Но так рассуждать могут лишь люди столь же грешные, как Августин или Лютер. Русская интеллигенция традиционно выше этого. В божественной иерархии она где-то в ангельском чине, уже совершив единственный отпущенный ей свободный выбор и оказавшейся в порноангелической безгрешности Жюстины де Сада, где все, что происходит с бедняжкой, никак не отражается на ее сознании, остающемся девственно чистым.
Но нам все это не близко, нам понятнее Эдичка. Лимоновский, например. Не то чтоб мы брали с него пример, но в эту художественную правду поверить легче.
Мой соавтор, например, видел ангелов один раз в жизни, они сидели в Вильнюсе на лавочке и пили коньяк. Дело было в ноябре. Ангелы говорили по-литовски, и на их лицах было все что угодно, кроме святости. Снимали фильм. Статисты отдыхали.
Впрочем, русская интеллигенция не про ангелов, а про устройство взгляда – про безгрешность, которая достигается простым выведением себя из фокуса. Причем под «себя» подразумевается не интеллигенция в целом, а вполне конкретный субъект говорения. И в этом плане, боимся, этот текст тоже вполне интеллигентский, этот разговор о пороках и недостатках той стаи, к которой нам довелось принадлежать. Но самокритика «интеллигенции» – столь же почтенная традиция, как и ее самовосхваление. Это части одного жанра.

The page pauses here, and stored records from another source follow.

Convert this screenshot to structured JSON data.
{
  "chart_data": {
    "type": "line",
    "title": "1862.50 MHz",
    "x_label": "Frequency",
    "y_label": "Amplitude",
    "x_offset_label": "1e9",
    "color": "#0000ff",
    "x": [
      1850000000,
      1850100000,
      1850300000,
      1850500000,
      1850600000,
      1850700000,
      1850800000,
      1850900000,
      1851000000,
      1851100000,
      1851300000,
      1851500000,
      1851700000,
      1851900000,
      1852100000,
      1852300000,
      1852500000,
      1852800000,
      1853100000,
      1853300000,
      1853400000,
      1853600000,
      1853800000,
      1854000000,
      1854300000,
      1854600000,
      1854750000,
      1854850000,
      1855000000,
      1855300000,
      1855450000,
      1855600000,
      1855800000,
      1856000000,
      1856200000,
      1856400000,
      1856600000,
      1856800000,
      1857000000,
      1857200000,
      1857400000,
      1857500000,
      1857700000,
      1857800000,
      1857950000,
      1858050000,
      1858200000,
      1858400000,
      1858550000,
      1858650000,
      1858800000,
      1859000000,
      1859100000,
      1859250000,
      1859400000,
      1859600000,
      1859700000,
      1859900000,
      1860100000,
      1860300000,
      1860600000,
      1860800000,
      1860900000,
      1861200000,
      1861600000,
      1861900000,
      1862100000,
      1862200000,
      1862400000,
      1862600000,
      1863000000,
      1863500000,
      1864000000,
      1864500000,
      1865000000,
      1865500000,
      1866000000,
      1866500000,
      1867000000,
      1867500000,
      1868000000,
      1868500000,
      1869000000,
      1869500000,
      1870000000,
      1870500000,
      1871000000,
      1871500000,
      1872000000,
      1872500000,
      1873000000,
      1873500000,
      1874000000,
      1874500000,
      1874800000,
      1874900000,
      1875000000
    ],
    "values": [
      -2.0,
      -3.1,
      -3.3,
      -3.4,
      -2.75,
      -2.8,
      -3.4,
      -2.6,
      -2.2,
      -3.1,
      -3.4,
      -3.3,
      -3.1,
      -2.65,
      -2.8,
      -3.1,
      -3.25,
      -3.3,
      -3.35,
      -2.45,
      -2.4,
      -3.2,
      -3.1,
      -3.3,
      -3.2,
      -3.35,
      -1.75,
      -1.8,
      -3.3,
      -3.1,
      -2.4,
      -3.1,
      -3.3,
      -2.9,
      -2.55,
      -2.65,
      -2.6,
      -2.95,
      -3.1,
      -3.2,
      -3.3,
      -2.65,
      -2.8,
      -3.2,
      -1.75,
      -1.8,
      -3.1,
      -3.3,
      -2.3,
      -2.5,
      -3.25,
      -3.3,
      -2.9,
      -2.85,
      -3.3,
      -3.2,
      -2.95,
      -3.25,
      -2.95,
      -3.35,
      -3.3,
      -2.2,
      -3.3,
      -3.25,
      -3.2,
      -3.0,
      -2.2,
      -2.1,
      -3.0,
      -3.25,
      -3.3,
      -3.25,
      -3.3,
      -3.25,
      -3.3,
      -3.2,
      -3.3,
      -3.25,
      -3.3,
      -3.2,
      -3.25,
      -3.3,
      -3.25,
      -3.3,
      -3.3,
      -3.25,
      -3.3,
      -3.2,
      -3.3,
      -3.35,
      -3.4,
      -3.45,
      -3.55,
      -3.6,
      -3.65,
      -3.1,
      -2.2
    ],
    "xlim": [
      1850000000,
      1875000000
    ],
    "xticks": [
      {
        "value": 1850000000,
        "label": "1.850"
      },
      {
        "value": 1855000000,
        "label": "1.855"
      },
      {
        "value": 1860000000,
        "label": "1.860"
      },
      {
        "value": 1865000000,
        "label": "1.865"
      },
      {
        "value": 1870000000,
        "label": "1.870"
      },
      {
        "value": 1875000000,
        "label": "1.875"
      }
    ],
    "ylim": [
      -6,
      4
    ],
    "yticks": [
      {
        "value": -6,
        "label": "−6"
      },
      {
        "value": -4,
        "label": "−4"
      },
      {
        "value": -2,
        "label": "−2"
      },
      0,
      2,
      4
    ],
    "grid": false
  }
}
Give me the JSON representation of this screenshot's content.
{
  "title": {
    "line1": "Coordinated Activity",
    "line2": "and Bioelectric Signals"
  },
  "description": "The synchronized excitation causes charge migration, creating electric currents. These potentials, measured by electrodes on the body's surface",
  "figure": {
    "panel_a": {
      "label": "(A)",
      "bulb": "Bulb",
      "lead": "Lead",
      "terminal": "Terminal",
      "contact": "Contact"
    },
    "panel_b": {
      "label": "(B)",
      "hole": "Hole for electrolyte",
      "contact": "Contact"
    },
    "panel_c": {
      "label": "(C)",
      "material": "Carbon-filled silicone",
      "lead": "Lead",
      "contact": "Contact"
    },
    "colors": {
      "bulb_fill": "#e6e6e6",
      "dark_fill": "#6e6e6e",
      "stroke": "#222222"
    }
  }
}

Но вслед за иконой русской интеллигенции, ялтинским пациентом, мы немного о другом. О том, что интеллигенция – ровно такая же стая, как и любые другие, живущая по тем же скучным, как всякая измена, по словам Памука, законам.
Интеллигенция – это те, кто воспитывает народ. А тот, кто воспитывает себя, – кто угодно, только не интеллигенция.
Выписаться из интеллигенции значит перестать беспокоиться о морали и нравственности другого. И начать заботиться о себе, осознав, что лишь ты сам – тот, за кого ты в конечном счете отвечаешь. А все прочее – производно.
Так ангельские крылья снимаются вместе с невинностью Жюстины. И вместо ангелической заботы о морали возникает вопрос, как жить с собой, отдавая себе отчет в том, в какой реальности ты живешь. То есть учиться быть нравственным – и перестать быть моральным.
Это история не про совершенство, а про честность. Хотелось сказать – честность хотя бы перед самим собой, но это как раз – самое трудное. А подвох в том, что это вообще единственная честность, имеющая значение. Без нее все прочее – лишь имитация, оправдание способов скрыться от себя самого.